A cash finder's fee in the amount of $8,250 was paid, and 165,000 broker warrants were issued, to certain finders. Each broker warrant entitles the holder to purchase one common share of the Company for a period of two years from the date of issuance of the warrants at an exercise price of $0.05 per share.
Debt Settlement Closed
Further to the Company's news releases of October 7 and December 1, 2016, the Company has issued 502,500 common shares at $0.05 per share to extinguish debt to a company with common officers. The shares are subject to a four-month hold period expiring April 7, 2017. The total issued and outstanding share balance for the Company is now 150,882,476.

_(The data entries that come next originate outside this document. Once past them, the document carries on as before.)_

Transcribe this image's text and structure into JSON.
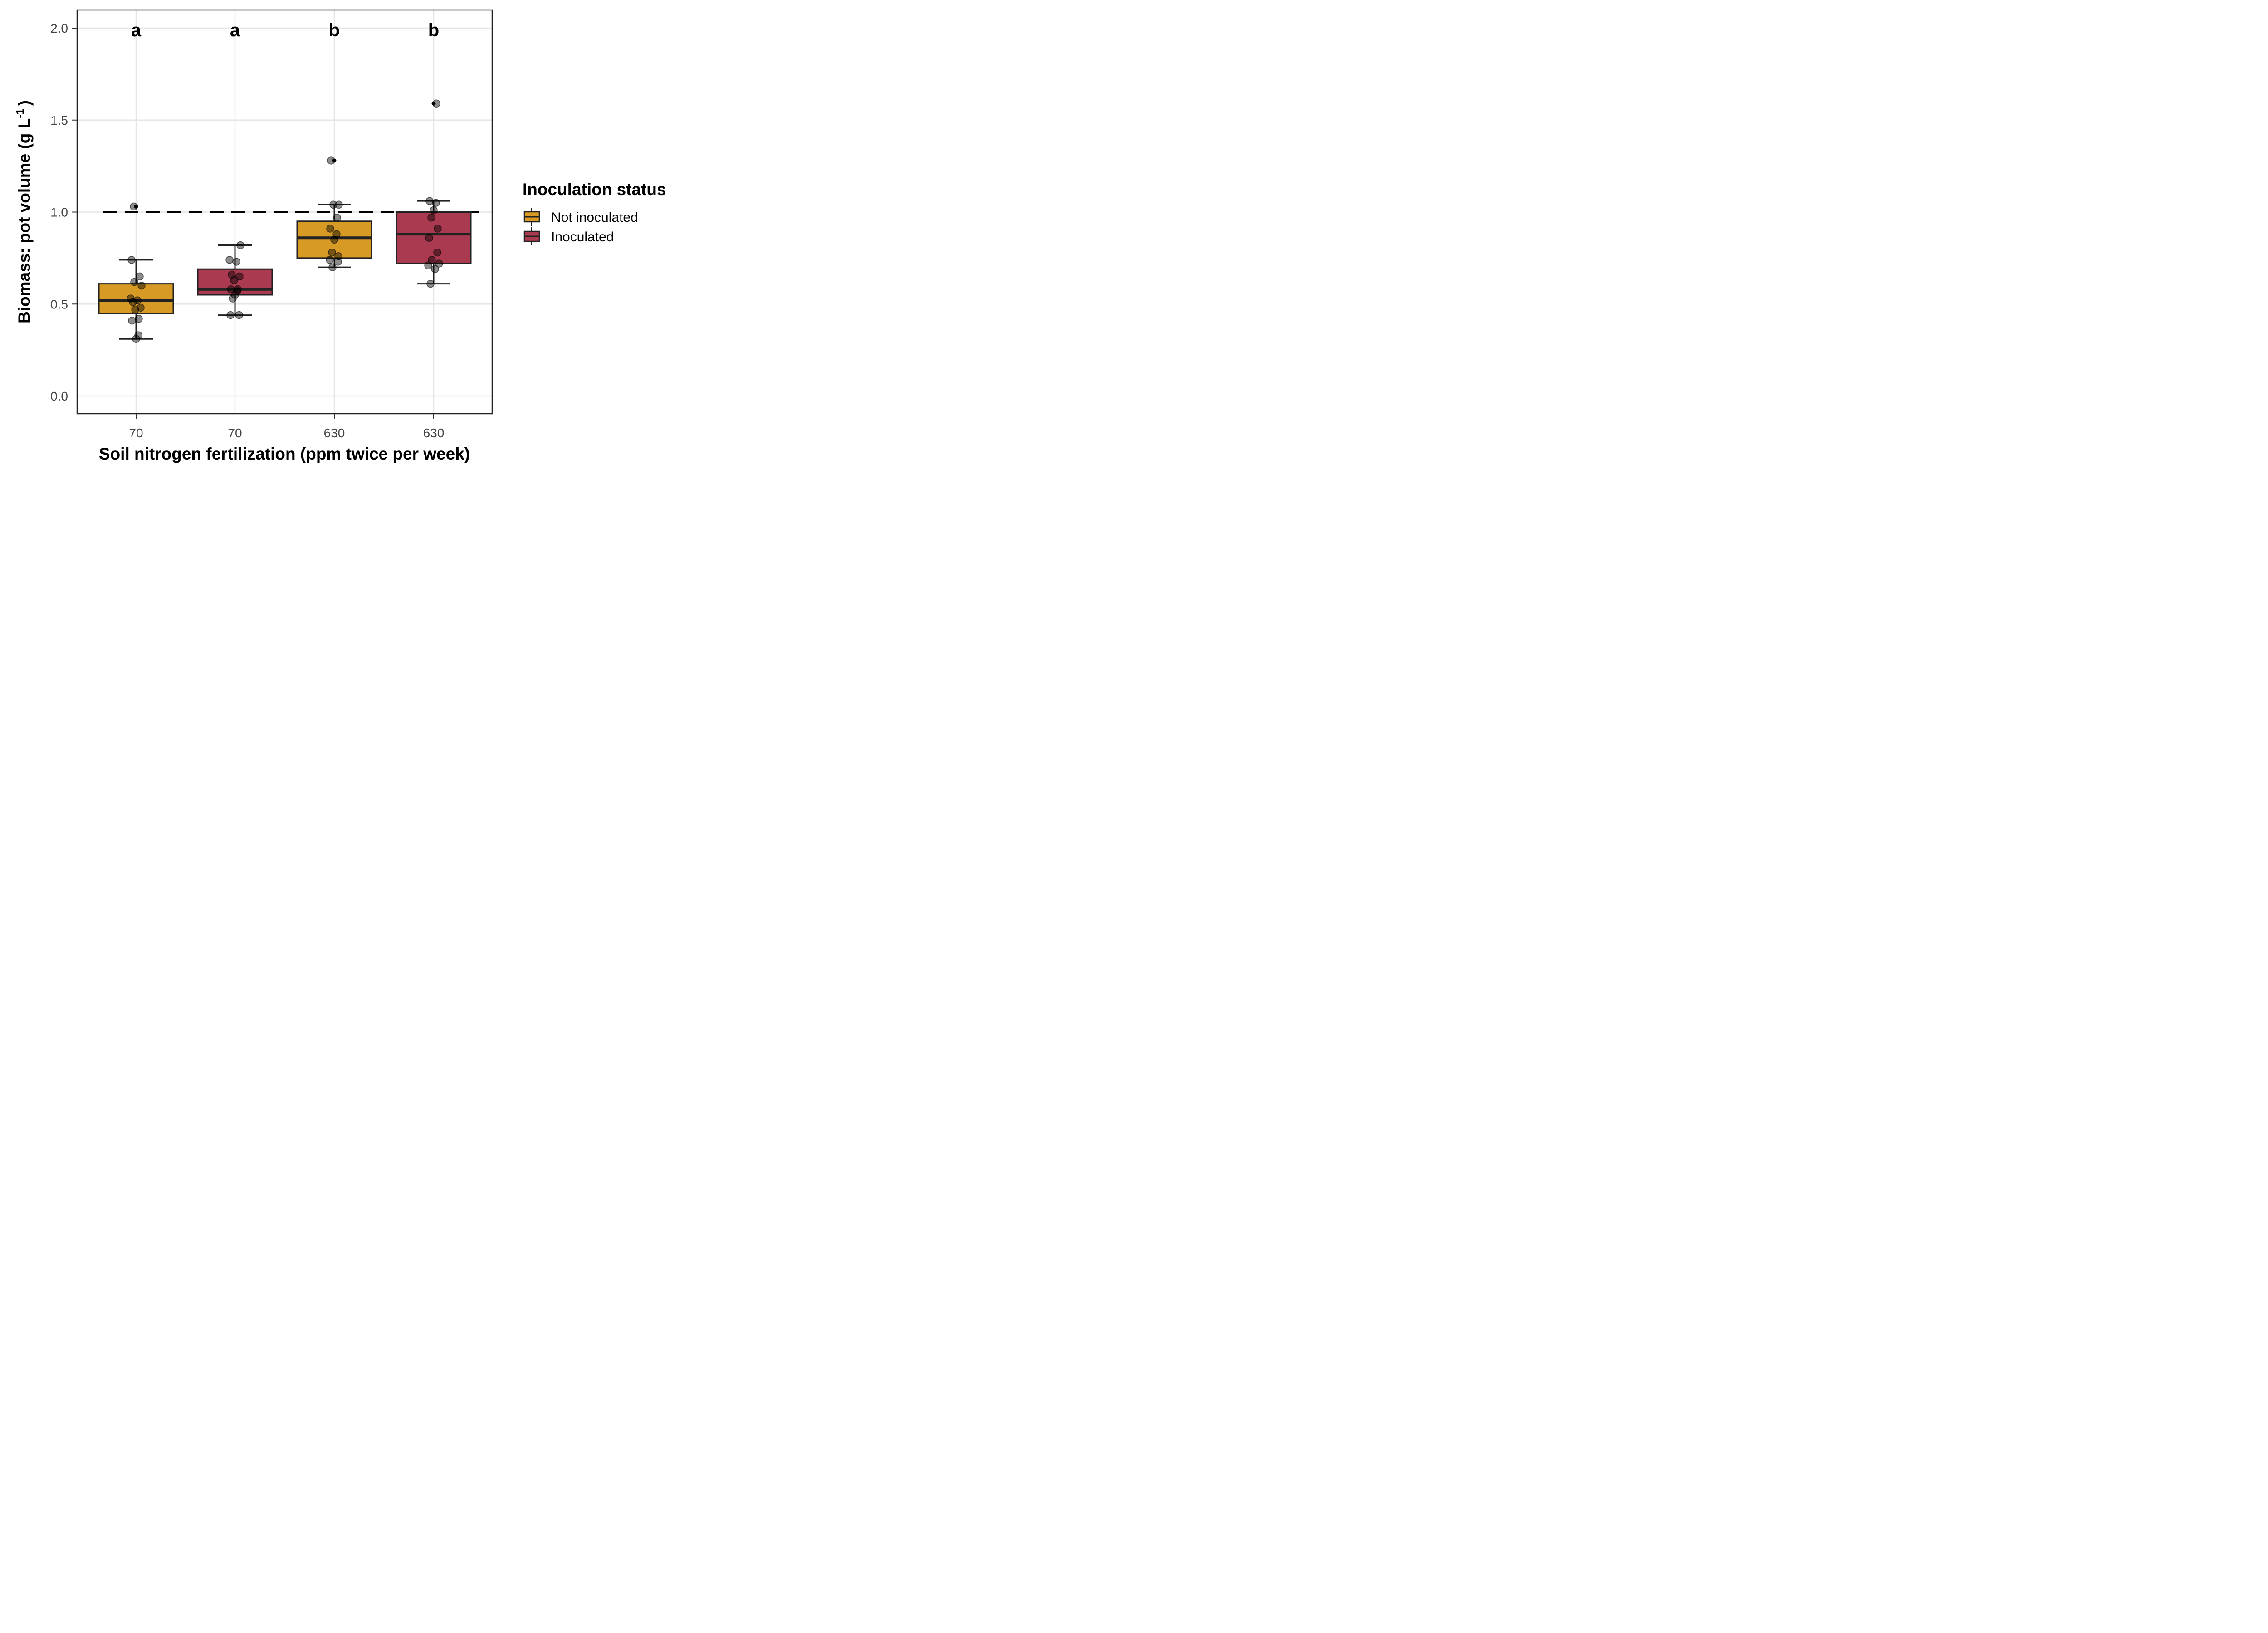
{
  "chart_data": {
    "type": "box",
    "xlabel": "Soil nitrogen fertilization (ppm twice per week)",
    "ylabel": "Biomass: pot volume (g L",
    "ylabel_superscript": "-1",
    "ylabel_suffix": ")",
    "ylim": [
      -0.09,
      2.1
    ],
    "yticks": [
      0.0,
      0.5,
      1.0,
      1.5,
      2.0
    ],
    "ytick_labels": [
      "0.0",
      "0.5",
      "1.0",
      "1.5",
      "2.0"
    ],
    "grid": true,
    "reference_line": {
      "y": 1.0,
      "style": "dashed"
    },
    "legend": {
      "title": "Inoculation status",
      "placement": "right",
      "entries": [
        {
          "name": "Not inoculated",
          "color": "#D79B25"
        },
        {
          "name": "Inoculated",
          "color": "#AA3A50"
        }
      ]
    },
    "groups": [
      {
        "label": "70",
        "series": "Not inoculated",
        "color": "#D79B25",
        "letter": "a",
        "box": {
          "whisker_low": 0.31,
          "q1": 0.45,
          "median": 0.52,
          "q3": 0.61,
          "whisker_high": 0.74
        },
        "outliers": [
          1.03
        ],
        "points": [
          0.74,
          0.65,
          0.62,
          0.6,
          0.53,
          0.52,
          0.51,
          0.48,
          0.47,
          0.42,
          0.41,
          0.33,
          0.31,
          1.03
        ]
      },
      {
        "label": "70",
        "series": "Inoculated",
        "color": "#AA3A50",
        "letter": "a",
        "box": {
          "whisker_low": 0.44,
          "q1": 0.55,
          "median": 0.58,
          "q3": 0.69,
          "whisker_high": 0.82
        },
        "outliers": [],
        "points": [
          0.82,
          0.74,
          0.73,
          0.66,
          0.65,
          0.63,
          0.58,
          0.58,
          0.57,
          0.55,
          0.53,
          0.44,
          0.44
        ]
      },
      {
        "label": "630",
        "series": "Not inoculated",
        "color": "#D79B25",
        "letter": "b",
        "box": {
          "whisker_low": 0.7,
          "q1": 0.75,
          "median": 0.86,
          "q3": 0.95,
          "whisker_high": 1.04
        },
        "outliers": [
          1.28
        ],
        "points": [
          1.28,
          1.04,
          1.04,
          0.97,
          0.91,
          0.88,
          0.85,
          0.78,
          0.76,
          0.74,
          0.73,
          0.7
        ]
      },
      {
        "label": "630",
        "series": "Inoculated",
        "color": "#AA3A50",
        "letter": "b",
        "box": {
          "whisker_low": 0.61,
          "q1": 0.72,
          "median": 0.88,
          "q3": 1.0,
          "whisker_high": 1.06
        },
        "outliers": [
          1.59
        ],
        "points": [
          1.59,
          1.06,
          1.05,
          1.01,
          0.97,
          0.91,
          0.86,
          0.78,
          0.74,
          0.72,
          0.71,
          0.69,
          0.61
        ]
      }
    ]
  }
}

Pursuant to a Sale and Purchase Agreement, which includes an Option to Purchase Royalty Interest (the "Agreement"), announced on February 2, 2016, and the acquisition of one hundred percent (100%) undivided interest in the Nivloc, Nevada Silver Mine Property (the "Transaction"), announced on April 12, 2016, the Company is pleased to report that its wholly-owned subsidiary, International Millennium Mining Inc. ("IMMI"), has completed the acquisition of the two percent (2%) Net Smelter Returns royalty interest in the Nivloc claims (the "Royalty Interest") retained by Silver Reserve Corp., for a sum of US$120,000.
International Millennium Mining Corp. (TSX VENTURE:IMI) is focused on the acquisition, exploration and development of precious metal deposits in the Americas, such as its Nivloc silver-gold project in southwest Nevada. The Company's common shares trade on the TSX Venture Exchange under the symbol: IMI and on the Frankfurt Exchange under the symbol: L9J.
ON BEHALF OF THE BOARD
John A. Versfelt, President and CEO
Further information about the Company can be found on SEDAR (www.sedar.com).
Neither TSX Venture Exchange nor its Regulation Services Provider (as that term is defined in the policies of the TSX Venture Exchange) accepts responsibility for the adequacy or accuracy of this release. This news release may contain forward-looking statements including but not limited to comments regarding the timing and content of upcoming work programs, geological interpretations, potential mineral recovery processes and other business transactions timing. Forward-looking statements address future events and conditions and therefore, involve inherent risks and uncertainties. Actual results may differ materially from those currently anticipated in such statements.